La muerte es un hecho que se vivía con gran importancia en la antigua sociedad romana, significaba el paso de la vida terrenal a la vida celestial y se celebraba con diferentes eventos, festejos e incluso banquetes que podrían alargarse hasta un total de nueve días.
En el Imperio Romano existía la Ley de las Tablas en las que aparecía reflejado que no estaba permitido enterrar a las personas fallecidas dentro de la ciudad por una medida de higiene, pasando a realizarse en las afueras del núcleo urbano, concretamente en la necrópolis, a ambos lados de las carreteras y los caminos.
Cuando una persona fallecía en la antigua Roma, se llevaban a cabo varios rituales:
Antes de realizar el entierro de la persona fallecida, en su casa particular se lavaba el cadáver y se rociaban sobre él varias sustancias aromáticas. También era muy común que las personas más allegadas se acercaran hasta el domicilio del fallecido para poder darle un último beso a modo de despedida.
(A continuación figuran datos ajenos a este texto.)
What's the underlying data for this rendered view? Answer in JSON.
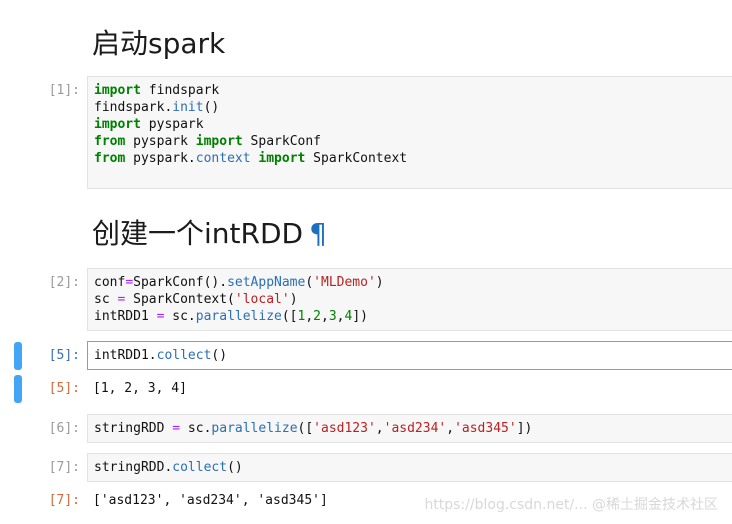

Cuando el cuerpo ya estaba limpio y aseado, se ubicaba en un lugar denominado atrio de la domus (similar a un pedestal) rodeado o cubierto con diferentes flores y ramos. Este hecho es comúnmente conocido a día de hoy como velatorio y era muy similar al del pasado, se basaba en un momento de reunión y apoyo entre los más allegados al fallecido, tanto familiares como amigos o conocidos. La noche siguiente tras el velatorio, se realizaba una procesión de las personas presentes y el fallecido para trasladarle hasta la necrópolis. En el trayecto podían encontrarse plañideras profesionales, músicos, cortejo, etc. Para las personas pudientes y con un importante poder adquisitivo, este acto era el momento de mostrar su riqueza y sus bienes más destacados. Una vez enterrada la persona fallecida, se llevaban a cabo varias ceremonias que podían durar hasta nueve días en las que se podían realizar diversas liturgias e incluso banquetes.
Uno de los hechos más curiosos en este ritual era pronunciar el nombre de la persona fallecida tres veces seguidas para verificar que la persona no respondía y así poder constatar que la persona había fallecida.
Otro de los rituales más conocidos entre la gente pudiente del imperio romano y en la mitología griega era colocar debajo de la lengua de la persona fallecida una moneda, como símbolo del pago a Caronte, barquero encargado de llevar las almas de los muertos al Hades donde serían juzgadas para decidir su lugar de descanso. La moneda escogida normalmente era un óbolo.
Existían dos formas para de enterrar a una persona: incineración o inhumación, siendo la incineración la más habitual. Para incinerar al difunto se lo colocaba en una pira que ardía hasta que el cuerpo quedaba reducido a cenizas. Después se depositaban las cenizas en un recipiente (urna) y se enterraba en una tumba o mausoleo (según el poder adquisitivo de cada familia). La inhumación consistía en enterrar el cuerpo en un agujero en el suelo y se cubría de arena. Las personas pudientes eran enterradas en tumbas y panteones y lo menos desfavorecidos eran enterrados en cajas de madera. Destacamos también la presencia de las ánforas para guardar las cenizas de los niños.
A modo de curiosidad, a las personas a las que se las enterraba, se solían añadir algunas pertenencias personales destacadas como herramientas, armas o estatuas divinas. Como toda sociedad, la romana poseía una gran variedad de rituales y creencias acerca de la muerte y la creencia de existencia de otra vida y de perdurar su recuerdo. Algunos de los rituales han llegado hasta nuestros días.